“You think you’re good people. You’re not good people, trust me. There’s no such thing as good people.”
Going into I Care a Lot I didn’t know what to expect. Almost like Christmas morning when you were a child and excited to open your brand new toy only for it to be a brand new pair of socks.
Even with great acting performances, stellar cinematography, and a killer concept, I found myself not satisfied.
An untrustworthy legal guardian Marla Grayson (Rosamund Pike), takes advantage of elderly people and places them in retirement homes so she can take their assets.
As Good as It Gets
Regardless if you enjoyed the flick or not, one of the most undeniable positives of the film is Pike’s performance. She sells her character so well and is very believable in her role.

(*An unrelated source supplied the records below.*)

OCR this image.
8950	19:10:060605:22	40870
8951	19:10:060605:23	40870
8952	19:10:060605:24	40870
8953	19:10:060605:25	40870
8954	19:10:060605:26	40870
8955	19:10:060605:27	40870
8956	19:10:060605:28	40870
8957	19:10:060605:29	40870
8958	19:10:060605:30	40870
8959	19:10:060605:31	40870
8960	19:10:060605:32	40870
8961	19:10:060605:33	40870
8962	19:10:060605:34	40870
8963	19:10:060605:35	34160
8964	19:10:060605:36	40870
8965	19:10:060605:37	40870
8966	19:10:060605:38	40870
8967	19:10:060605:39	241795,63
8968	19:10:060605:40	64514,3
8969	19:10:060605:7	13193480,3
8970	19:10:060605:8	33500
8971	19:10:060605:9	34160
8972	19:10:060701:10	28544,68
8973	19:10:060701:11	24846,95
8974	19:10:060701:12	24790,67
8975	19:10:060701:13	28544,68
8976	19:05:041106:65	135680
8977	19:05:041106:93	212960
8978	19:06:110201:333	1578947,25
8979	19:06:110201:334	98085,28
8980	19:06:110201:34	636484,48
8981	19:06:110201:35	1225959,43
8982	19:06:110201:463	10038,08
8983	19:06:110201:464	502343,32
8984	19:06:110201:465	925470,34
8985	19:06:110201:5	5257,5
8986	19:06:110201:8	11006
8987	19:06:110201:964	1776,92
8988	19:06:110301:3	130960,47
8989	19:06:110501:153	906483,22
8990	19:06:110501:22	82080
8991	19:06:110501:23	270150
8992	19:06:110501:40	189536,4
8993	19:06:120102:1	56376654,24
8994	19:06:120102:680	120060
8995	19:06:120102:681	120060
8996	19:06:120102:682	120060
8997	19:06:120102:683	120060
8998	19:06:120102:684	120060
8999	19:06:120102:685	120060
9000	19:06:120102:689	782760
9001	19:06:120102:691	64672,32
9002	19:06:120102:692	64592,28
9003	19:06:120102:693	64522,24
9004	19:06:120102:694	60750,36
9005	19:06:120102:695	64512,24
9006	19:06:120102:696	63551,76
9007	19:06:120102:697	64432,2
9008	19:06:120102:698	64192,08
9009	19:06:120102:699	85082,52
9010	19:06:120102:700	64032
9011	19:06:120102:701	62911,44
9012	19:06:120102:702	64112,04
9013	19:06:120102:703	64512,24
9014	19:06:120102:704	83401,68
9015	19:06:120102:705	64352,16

Even when doing dreadful acts, she doesn’t come off as corny or cheesy unlike in other Netflix originals. She stands out even among other great performances, such as Peter Dinklage (Roman Lunyov).
Lunyov serves as an intimidating antagonist. Throughout the film, I found myself wanting to find out more about him. It became quite a disappointment to see that he had limited screen time. He simply was much more interesting than the protagonist.
Can I See That Again?
Quite a few scenes caught my eye throughout the feature, and I found myself rewinding from time to time just to watch a short 15-second clip. They don’t reinvent the wheel, but there are moments where I had to take time to appreciate the camera work.
I Wish I Cared
Sadly, the film doesn’t do much to make you enjoy the protagonist. She’s a strong woman whos very intelligent and won’t take anything from anybody. However, that is pretty much her entire character. Outside of forcing elderly folks to live in retirement homes and steal their money, that is.
I’m not invested in the character we’re following around for most of the film, and I feel that it makes a few story beats fall short. Even worse, some of the decisions Grayson makes simply make no sense. For someone so intelligent, the audience will wonder, but why would she do that?
Grayson’s actions in the movie could easily be considered villainess, but how can we support her without any redeeming qualities?
In films like Joker (2019), we follow a guy while he diverges into madness. He becomes a bad guy, but many sympathize with his story because of what he went through.
In I Care a Lot, Grayson isn’t given a backstory to explain why she does what she does. She’s not a good person, and the film goes out of its way to communicate that to the audience.
However, how can I be emotionally affected positively or negatively when something happens to a character who isn’t very enjoyable and deserves whatever trouble comes her way.
It’s Going It’s Going… it’s gone
The concept of having someone con the system and take advantage of these elderly people is interesting, to say the least. There was much potential, and once the story gets going, it’s pretty engaging.
You’ll want to find out what’s going to happen next, at least for a while. The pacing is nailed throughout the first third of the film, then gets a little messy towards the end.
Without diving into spoilers, many events that occurred towards the end just felt unnecessary and it ended up losing my interest.
From the cinematography to the acting performances, the technical side of I Care a Lot is a dream come true. With a few odd lines here and there, Pike and Dinklage’s performances will be ones to remember.
I don’t believe I Care a Lot does an excellent job of hooking and holding onto the audience. Because of how the main character is written, I don’t care what happens to them, good or bad.
For a substantial section of the film, I honestly could not understand the motivation of our protagonist. Simply put, the situation became a little hard to believe.
For an intelligent person such as Grayson, it is tough to believe what she does at times. Ultimately that aspect ended up disengaging me from the film.
Even though the concept was fresh, the picture didn’t execute the idea with perfection, and it shows.
I Care a Lot had the makings of an outstanding film that suffered from the protagonist’s writing and not staying engaging throughout the product.